ENTRETIEN - De son exploit avec l’Arabie saoudite à son immersion chez les Bleues, le sélectionneur globe-trotter revient sur son année folle.
Solen Cherrier
Hervé Renard avec l’équipe de France, le 22 juillet à Sydney (Australie) pendant le Mondial.
Hervé Renard avec l’équipe de France, le 22 juillet à Sydney (Australie) pendant le Mondial. (Crédits : FRANCK FIFE/AFP)

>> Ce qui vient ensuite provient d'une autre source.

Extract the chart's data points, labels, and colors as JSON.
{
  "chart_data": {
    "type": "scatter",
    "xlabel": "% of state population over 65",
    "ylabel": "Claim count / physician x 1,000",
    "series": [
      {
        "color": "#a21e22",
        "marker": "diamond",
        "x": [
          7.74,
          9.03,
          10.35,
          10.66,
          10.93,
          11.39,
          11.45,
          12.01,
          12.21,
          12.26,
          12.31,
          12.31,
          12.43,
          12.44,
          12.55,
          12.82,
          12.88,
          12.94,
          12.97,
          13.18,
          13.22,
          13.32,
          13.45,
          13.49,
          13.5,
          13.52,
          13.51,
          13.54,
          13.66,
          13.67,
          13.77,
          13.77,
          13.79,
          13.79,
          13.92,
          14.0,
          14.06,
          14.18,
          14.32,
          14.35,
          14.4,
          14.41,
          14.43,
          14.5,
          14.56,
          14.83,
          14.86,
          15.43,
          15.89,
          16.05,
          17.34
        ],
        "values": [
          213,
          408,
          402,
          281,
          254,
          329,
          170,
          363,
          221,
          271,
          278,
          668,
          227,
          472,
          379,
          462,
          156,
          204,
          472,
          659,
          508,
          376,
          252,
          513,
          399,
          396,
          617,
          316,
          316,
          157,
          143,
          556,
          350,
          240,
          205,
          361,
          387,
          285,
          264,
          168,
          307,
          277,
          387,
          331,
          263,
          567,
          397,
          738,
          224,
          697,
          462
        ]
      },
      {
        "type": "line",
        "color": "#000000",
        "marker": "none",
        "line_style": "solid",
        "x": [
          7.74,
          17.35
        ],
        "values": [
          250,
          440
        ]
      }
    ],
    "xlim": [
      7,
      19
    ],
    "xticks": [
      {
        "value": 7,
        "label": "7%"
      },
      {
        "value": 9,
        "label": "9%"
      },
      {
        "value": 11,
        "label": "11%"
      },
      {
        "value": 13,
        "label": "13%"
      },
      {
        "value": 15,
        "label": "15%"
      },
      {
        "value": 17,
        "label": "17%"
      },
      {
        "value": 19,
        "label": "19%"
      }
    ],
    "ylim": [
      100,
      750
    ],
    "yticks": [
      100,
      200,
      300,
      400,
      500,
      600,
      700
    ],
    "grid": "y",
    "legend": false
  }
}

Mercredi, il a reçu « pas mal de messages ». Il en montre un, envoyé par son ancien adjoint : une vidéo d'Argentine-Arabie saoudite (1-2) le 22 novembre 2022. La première déflagration de la Coupe du monde au Qatar. Celle en Australie et en Nouvelle-Zélande avec l'équipe de France féminine, huit mois après, a été plus longue mais moins riche en émotions. Vendredi, avant de donner sa liste pour les deux ultimes matchs des Bleues en 2023 (Autriche vendredi et Portugal le 5), Hervé Renard, 55 ans, a remonté la bobine de ces douze derniers mois.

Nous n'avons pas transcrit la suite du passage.